Indexation of Family Tax Benefit eligibility thresholds

From 1 July 2014, an indexation pause will mean income thresholds will remain unchanged for three years for the FTB Part A lower income free area, FTB Part A maintenance income free area, and FTB B secondary earner income free area.

This measure will deliver savings so that the Government can repair the Budget and strengthen Australia’s future.

Indexation of the rates of Family Tax Benefit Part A and Part B

From 1 July 2014, an indexation pause will mean the maximum and base rate of FTB Part A and the rate of FTB Part B will remain unchanged for two years.

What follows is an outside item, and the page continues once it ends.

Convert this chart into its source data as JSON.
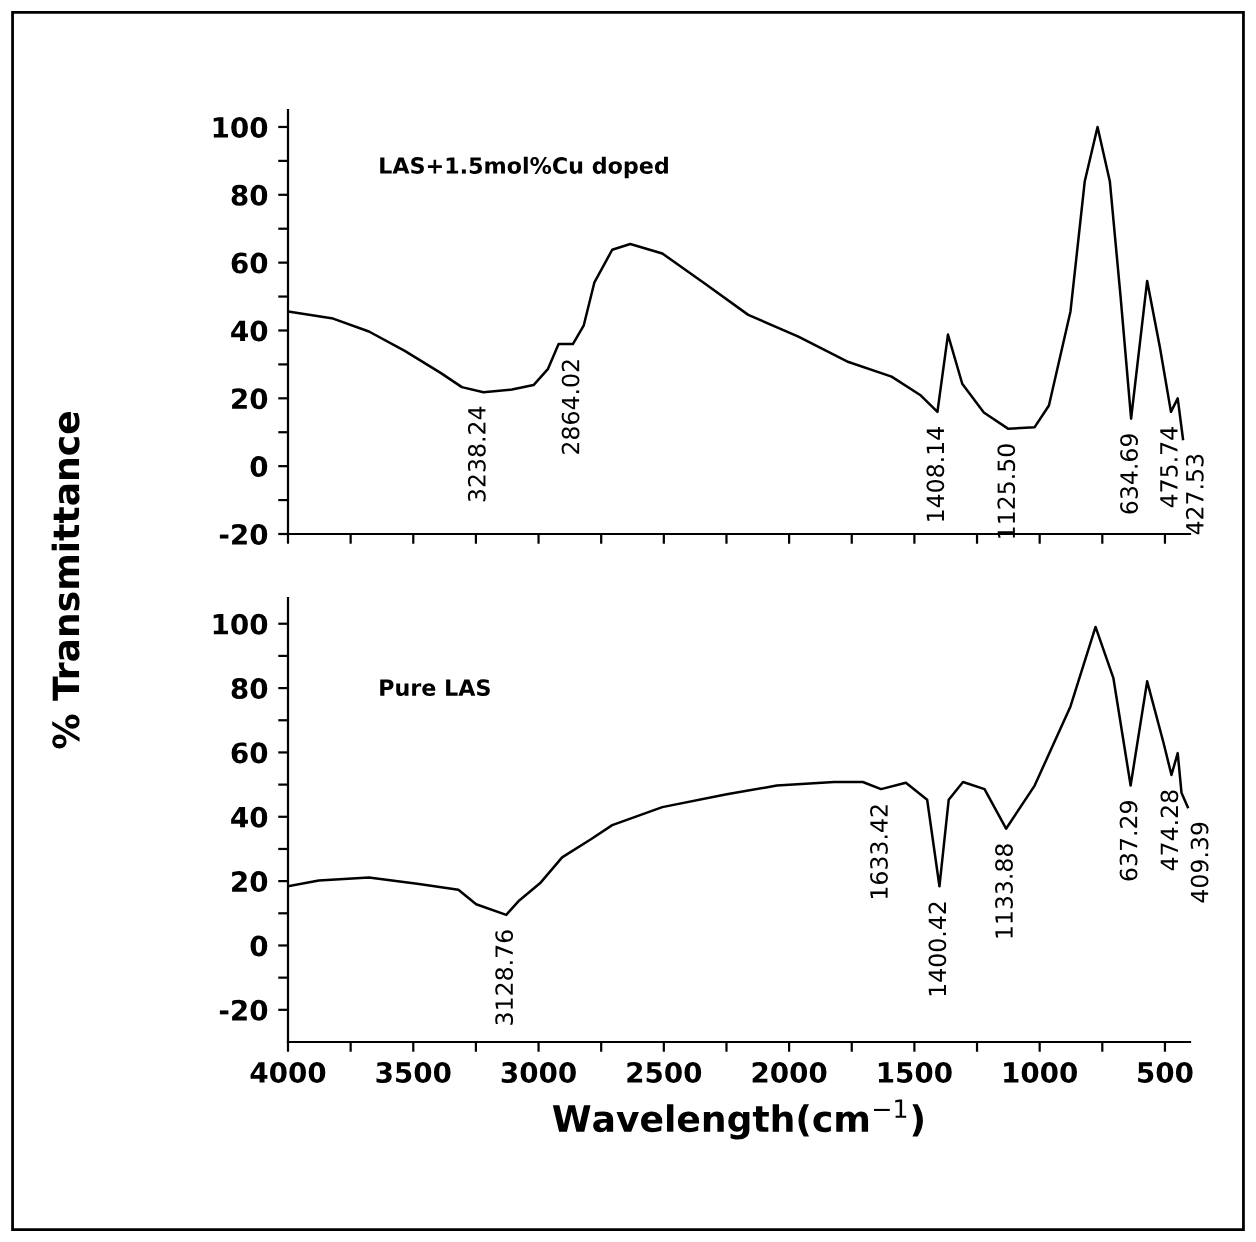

This measure will not reduce the amounts of FTB that families already receive.

Family Tax Benefit Part A higher-income free area per child add-on

From 1 July 2015, the FTB Part A per child add-on amount used to calculate a family’s higher income free area will no longer apply.

This means that the higher income area of $94,316 will remain, without the add-on of $3,796 for each FTB child after the first.

The changes to Family Tax Benefit eligibility will help repair the Budget, ensure taxpayer funds are targeted to those most in need and encourage parents to re-enter the workforce when they are able to do so.

Child care

The Abbott Government is honouring its election commitments to make child care more affordable, flexible and accessible for Australia’s working families.

The 2014-15 Budget delivers $28.6 billion to support parents to access child care.

The Government will maintain the current payments and eligibility for the Child Care Rebate (CCR) and Child Care Benefit (CCB). The existing pause for the indexation of the maximum amount of the Child Care Rebate will remain in place.

The Government is also delivering on its election commitment to restore $12.6 million in Occasional Care funding.

Delivering genuine Paid Parental Leave

From 1 July 2015 the Abbott Government will deliver Australia’s first genuine Paid Parental Leave scheme which will provide six months paid leave and will include superannuation. This will support women to remain engaged with their employers, and help boost their retirement income.

The 2014-15 Budget is part of the Government’s Economic Action Strategy to build a strong, prosperous economy and a safe, secure Australia.

The Government is repairing the Budget so that we can build a stronger economy to generate more jobs and deliver better services.